Playboy spokeswoman Linda Marsicano told XBIZ that the budget cuts, in both programming and editorial, are “across the board” but would not elaborate further beyond saying that half the jobs it plans to cut are currently open.
The reductions come as Playboy has struggled with big losses at its iconic magazine unit due to depressed advertising and lower newsstand revenue.
The company, which warned of weak results from its magazine and U.S. television business in May, is scheduled to report its full second-quarter results the week of Aug. 7.
The August filing with the Securities and Exchange Commission may shed light in the purchase price of Club Jenna, which Playboy acquired last month.

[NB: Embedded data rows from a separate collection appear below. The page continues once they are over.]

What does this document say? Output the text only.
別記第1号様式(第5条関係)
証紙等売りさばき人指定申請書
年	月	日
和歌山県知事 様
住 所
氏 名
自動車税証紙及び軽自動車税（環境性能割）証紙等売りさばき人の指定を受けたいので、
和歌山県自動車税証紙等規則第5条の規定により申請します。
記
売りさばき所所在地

Besides Club Jenna, the company has made significant inroads into online properties this year, particularly after its $12 million acquisition of ICS, owners of Adult.com, GFY.com and RealityCash. ICS also owns the Webmaster Access trade shows and CinemaPlay Entertainment Group, a Chatsworth, Calif.-based video distribution outlet.
Last year, Playboy as a whole posted a weaker-than-expected profit of $4.6 million, down from $14.5 million, a year earlier.
In Wednesday’s announcement, the company said it expects to report a loss in the range of $0.10 to $0.13 per share for the second quarter ended June 30.
Besides its magazine, Playboy operates the Playboy and Spice television networks and distributes DVDs. It also licenses the Playboy logo and publishes its namesake magazine and almost two dozen foreign editions.